Politikus Partai Gerindra itu menyampaikan, bila KPK serta BPK berani adu data dengan cara terbuka jadi umum dapat menilainya pihak mana yang benar. ” Umum tinggal lihat itu, siapa yang benar supaya tak nampak kesan ada hantu dibalik itu, ” tegasnya.

Selanjutnya Desmond menyampaikan, BPK telah siap adu data dengan cara terbuka. Hal semacam itu seperti di sampaikan anggota BPK, Eddy Mulyadi Soepardi.

Desmond memberikan, BPK sebagai instansi auditor negara terasa meyakini ada yang salah dalam masalah RS Sumber Waras. ” Bahkan juga BPK itu meyakini ini ada kekeliruan prima dalam menanggapi data, ” katanya.

Di tanya masalah ketidaksamaan ketentuan yang jadi referensi, Desmond menyampaikan hal semacam itu cuma argumen KPK untuk berkelit. Sebab, tuturnya, BPK sebagai instansi auditor pasti lebih tahu.

” Itu cuma omongan KPK. Bila ingin tahu hal yang sesungguhnya, bertanya anggota BPK Profesor Eddy, ” cetusnya.

Wakil Ketua Komisi III DPR Desmond J Mahesa menyampaikan, antar-lembaga negara harusnya sama-sama menghromati.
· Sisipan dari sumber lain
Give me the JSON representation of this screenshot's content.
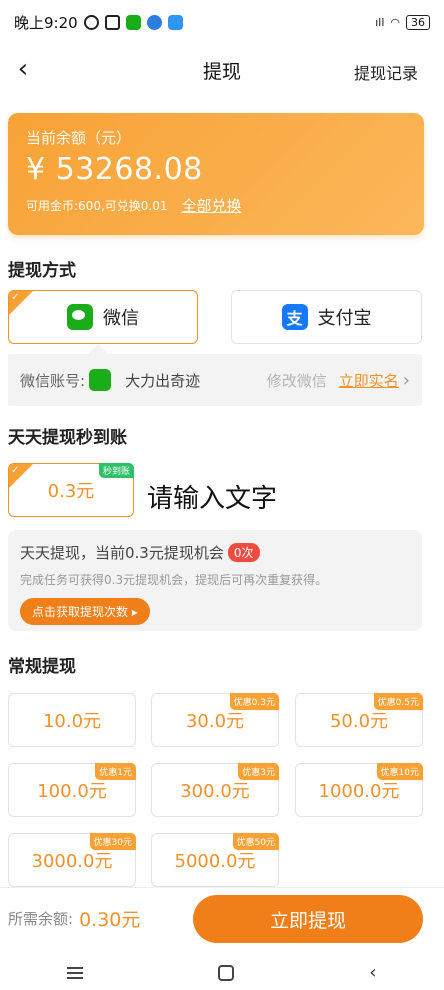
{
  "status_bar": {
    "time": "晚上9:20",
    "battery": "36"
  },
  "nav": {
    "back_icon": "chevron-left-icon",
    "title": "提现",
    "record": "提现记录"
  },
  "balance": {
    "label": "当前余额（元）",
    "amount": "¥ 53268.08",
    "coins_info": "可用金币:600,可兑换0.01",
    "exchange_all": "全部兑换"
  },
  "method_section": {
    "title": "提现方式",
    "options": [
      {
        "label": "微信",
        "icon": "wechat-icon",
        "selected": true
      },
      {
        "label": "支付宝",
        "icon": "alipay-icon",
        "selected": false
      }
    ],
    "account_label": "微信账号:",
    "account_name": "大力出奇迹",
    "modify": "修改微信",
    "realname": "立即实名"
  },
  "daily_section": {
    "title": "天天提现秒到账",
    "option": "0.3元",
    "option_tag": "秒到账",
    "overlay_text": "请输入文字",
    "info_line": "天天提现，当前0.3元提现机会",
    "info_badge": "0次",
    "info_desc": "完成任务可获得0.3元提现机会，提现后可再次重复获得。",
    "get_button": "点击获取提现次数 ▸"
  },
  "regular_section": {
    "title": "常规提现",
    "options": [
      {
        "label": "10.0元",
        "tag": ""
      },
      {
        "label": "30.0元",
        "tag": "优惠0.3元"
      },
      {
        "label": "50.0元",
        "tag": "优惠0.5元"
      },
      {
        "label": "100.0元",
        "tag": "优惠1元"
      },
      {
        "label": "300.0元",
        "tag": "优惠3元"
      },
      {
        "label": "1000.0元",
        "tag": "优惠10元"
      },
      {
        "label": "3000.0元",
        "tag": "优惠30元"
      },
      {
        "label": "5000.0元",
        "tag": "优惠50元"
      }
    ]
  },
  "bottom": {
    "required_label": "所需余额:",
    "required_value": "0.30元",
    "submit": "立即提现"
  },
  "colors": {
    "accent": "#f0922b",
    "button": "#f07f19",
    "wechat": "#1aad19",
    "alipay": "#1677ff"
  }
}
Namun yang jadi permasalahan belakangan ini, menurut Desmond, ada product satu tubuh negara yang dinilai tak bermanfaat oleh komisi negara.

” Awalannya kan Komisi Pemberantasan Korupsi (KPK) yang minta Tubuh Pemeriksa Keuangan (BPK) lakukan audit pada Sumber Waras. Namun terakhir KPK menyebutkan hasil audit BPK tak bermanfaat. Ini telah tak menghormati namanya, ” kata Desmond, di Gedung DPR, Senayan Jakarta, Selasa (21/6).
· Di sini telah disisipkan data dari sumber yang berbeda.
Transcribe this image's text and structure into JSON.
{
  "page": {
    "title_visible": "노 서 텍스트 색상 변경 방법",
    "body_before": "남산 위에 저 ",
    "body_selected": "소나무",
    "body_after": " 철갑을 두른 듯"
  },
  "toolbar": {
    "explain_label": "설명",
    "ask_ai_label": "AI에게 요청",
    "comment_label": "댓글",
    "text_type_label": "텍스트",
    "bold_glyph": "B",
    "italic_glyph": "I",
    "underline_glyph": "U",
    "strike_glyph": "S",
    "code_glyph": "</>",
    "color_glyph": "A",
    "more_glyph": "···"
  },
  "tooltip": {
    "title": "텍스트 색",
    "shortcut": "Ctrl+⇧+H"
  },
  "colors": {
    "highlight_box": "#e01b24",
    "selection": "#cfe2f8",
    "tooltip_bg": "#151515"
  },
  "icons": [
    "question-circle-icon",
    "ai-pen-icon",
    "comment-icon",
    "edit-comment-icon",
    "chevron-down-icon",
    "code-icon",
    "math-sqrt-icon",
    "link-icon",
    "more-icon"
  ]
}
Bila apa yang diketemukan hari ini oleh BPK dikira tak bermanfaat tutur dia, itu sama juga memutus pencari keadilan. ” Pertanyaan saya, potensi kerugian negara yang datanya didapat dari BPK bagaimana? Ini kan novum namanya, ” tegas politikus Partai Gerindra ini.
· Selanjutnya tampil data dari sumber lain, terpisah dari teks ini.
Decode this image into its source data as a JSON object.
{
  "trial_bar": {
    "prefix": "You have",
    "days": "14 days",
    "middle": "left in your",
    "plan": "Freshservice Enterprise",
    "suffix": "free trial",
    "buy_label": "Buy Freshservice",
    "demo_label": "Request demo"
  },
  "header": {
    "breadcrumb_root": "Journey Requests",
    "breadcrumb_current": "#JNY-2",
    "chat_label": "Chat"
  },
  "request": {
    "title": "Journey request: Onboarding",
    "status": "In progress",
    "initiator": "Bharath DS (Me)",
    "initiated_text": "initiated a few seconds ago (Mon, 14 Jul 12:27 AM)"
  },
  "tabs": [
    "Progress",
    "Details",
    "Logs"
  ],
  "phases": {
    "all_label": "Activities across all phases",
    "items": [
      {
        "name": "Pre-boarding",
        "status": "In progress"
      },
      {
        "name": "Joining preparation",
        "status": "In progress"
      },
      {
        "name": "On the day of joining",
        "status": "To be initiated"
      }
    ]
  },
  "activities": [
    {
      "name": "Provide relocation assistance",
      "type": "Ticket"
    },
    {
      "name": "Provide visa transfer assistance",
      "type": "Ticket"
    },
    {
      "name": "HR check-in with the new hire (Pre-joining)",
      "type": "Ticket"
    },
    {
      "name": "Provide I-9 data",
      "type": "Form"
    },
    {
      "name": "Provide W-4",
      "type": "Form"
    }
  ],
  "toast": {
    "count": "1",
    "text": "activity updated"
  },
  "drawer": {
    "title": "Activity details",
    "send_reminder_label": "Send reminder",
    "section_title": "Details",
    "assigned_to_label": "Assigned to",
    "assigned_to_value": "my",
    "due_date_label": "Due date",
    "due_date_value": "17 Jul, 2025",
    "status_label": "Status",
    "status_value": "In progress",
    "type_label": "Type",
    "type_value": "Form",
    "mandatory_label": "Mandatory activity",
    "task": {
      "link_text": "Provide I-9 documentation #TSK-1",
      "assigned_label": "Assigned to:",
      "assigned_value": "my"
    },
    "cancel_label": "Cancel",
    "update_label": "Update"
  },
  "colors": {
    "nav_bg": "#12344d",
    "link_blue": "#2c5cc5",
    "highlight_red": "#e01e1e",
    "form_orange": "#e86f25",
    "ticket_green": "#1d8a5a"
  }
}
Bila KPK tidak yakin lagi dengan BPK lanjut anggota DPR dari daerah penentuan Banten II itu, untuk DPR tak apa-apa. Tetapi dia mengingatkan, keyakinan umum dapat tergerus karena itu.

” Namun sebagai orang tahu hukum, bagaimana dengan data BPK yang pernah dipakai KPK sampai kini untuk menjerat orang. Ini kan dapat menyebabkan banyak permasalahan serta keyakinan umum, ” pungkas anak buah Prabowo Subianto ini.